番外編 もふもふモフモフ(2018.2.3)
動物の可愛らしい動画を紹介するNHKの番組内で、投稿動画に無理やりタイトルとAチームの曲をつけたごく短いパロディ。
「畑の土ぜんぶ掘る大作戦」→飼い犬が土を掘って畑から里芋発掘。
「粉の袋ぜんぶ開ける大作戦」→インコが器用にインスタントのポタージュスープの袋をクチバシで切って開ける。
「家の水ぜんぶ飲む大作戦」→ホースで放水される水に飼い犬が口を開けて飲みながら突入する。
今回どのパロディも「特攻野郎Aチーム」の曲とタイトル・テロップの字体は共通して使用していた。
最もこだわったパロディをしていたのはやはり水曜日のダウンタウン。金も時間も労力もしっかり費やしたことで「何か出てきてほしい!」というパロディ以上のオチを求めてしまったほど。
全て観て思ったのは、どのパロディ(もふもふ除く)もタイトルから出落ち臭が漂いつつも、その「底」に何があるのか?何が潜んでいるのか?と、本家と同じ興味で見せてしまうパワーがあるということ。

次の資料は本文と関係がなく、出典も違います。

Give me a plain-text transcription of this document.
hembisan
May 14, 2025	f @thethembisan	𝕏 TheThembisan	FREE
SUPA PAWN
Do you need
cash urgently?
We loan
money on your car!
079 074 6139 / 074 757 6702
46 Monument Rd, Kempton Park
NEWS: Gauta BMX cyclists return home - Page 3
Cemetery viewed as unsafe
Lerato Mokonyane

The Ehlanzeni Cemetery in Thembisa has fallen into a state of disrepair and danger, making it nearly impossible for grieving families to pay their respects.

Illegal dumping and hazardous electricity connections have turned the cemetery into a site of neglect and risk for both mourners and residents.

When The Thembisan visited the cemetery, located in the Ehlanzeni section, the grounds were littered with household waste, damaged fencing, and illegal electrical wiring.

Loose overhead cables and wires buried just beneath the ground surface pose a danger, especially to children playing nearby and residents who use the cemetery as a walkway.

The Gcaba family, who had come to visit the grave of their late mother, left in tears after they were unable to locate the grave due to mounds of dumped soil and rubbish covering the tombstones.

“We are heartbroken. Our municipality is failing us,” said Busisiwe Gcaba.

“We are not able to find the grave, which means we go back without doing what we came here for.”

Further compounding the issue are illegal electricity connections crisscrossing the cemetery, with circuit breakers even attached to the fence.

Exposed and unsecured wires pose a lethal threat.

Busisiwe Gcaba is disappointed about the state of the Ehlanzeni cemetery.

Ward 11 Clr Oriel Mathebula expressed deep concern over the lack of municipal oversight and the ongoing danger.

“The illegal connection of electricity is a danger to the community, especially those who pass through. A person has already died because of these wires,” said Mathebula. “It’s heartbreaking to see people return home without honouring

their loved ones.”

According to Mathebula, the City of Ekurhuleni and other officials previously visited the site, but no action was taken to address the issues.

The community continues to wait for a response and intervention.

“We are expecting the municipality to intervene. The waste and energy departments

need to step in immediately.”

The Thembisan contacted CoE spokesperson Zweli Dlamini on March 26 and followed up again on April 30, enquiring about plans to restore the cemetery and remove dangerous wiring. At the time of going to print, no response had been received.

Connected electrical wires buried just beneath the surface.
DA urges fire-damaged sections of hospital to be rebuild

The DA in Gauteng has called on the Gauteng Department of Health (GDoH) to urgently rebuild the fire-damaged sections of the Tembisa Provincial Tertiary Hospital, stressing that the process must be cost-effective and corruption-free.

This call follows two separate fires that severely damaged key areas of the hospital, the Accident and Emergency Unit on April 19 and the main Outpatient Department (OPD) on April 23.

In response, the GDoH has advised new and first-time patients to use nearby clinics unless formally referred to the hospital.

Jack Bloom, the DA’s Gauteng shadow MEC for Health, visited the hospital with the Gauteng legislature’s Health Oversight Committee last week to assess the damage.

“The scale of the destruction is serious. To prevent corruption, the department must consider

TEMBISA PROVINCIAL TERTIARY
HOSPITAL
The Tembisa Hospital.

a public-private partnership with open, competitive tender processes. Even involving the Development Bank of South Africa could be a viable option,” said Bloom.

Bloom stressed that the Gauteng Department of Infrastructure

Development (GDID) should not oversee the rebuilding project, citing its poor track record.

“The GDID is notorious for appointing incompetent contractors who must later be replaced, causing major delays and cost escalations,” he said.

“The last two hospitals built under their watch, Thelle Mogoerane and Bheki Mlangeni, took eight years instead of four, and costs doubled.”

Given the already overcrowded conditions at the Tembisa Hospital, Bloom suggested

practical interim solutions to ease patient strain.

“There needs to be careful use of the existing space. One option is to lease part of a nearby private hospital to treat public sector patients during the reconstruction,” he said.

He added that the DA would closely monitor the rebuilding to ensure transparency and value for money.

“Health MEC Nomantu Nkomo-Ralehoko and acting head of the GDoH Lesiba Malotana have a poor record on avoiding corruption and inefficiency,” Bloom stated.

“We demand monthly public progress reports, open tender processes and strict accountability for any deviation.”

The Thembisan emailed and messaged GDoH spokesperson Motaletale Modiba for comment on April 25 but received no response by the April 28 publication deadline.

どのパロディも結局特別なモノは出てこないのだが、それでも出てくる「かも!」という期待感は本家と変わることなく、逆を言えば、それほど本家の作り出したこの企画が人の興味を強く引く作りだということ。
そんな本家の月一レギュラー放送は4月22日からスタート。
ちなみにAVでもパロディものが発売されるようで、その名も「女の雌汁(みず)ぜんぶ抜く」
サンプル動画によると「私の身体に危険な外来種がいないか、私の体液をぜんぶ抜いて確かめたい」とのこと。くだらねえ!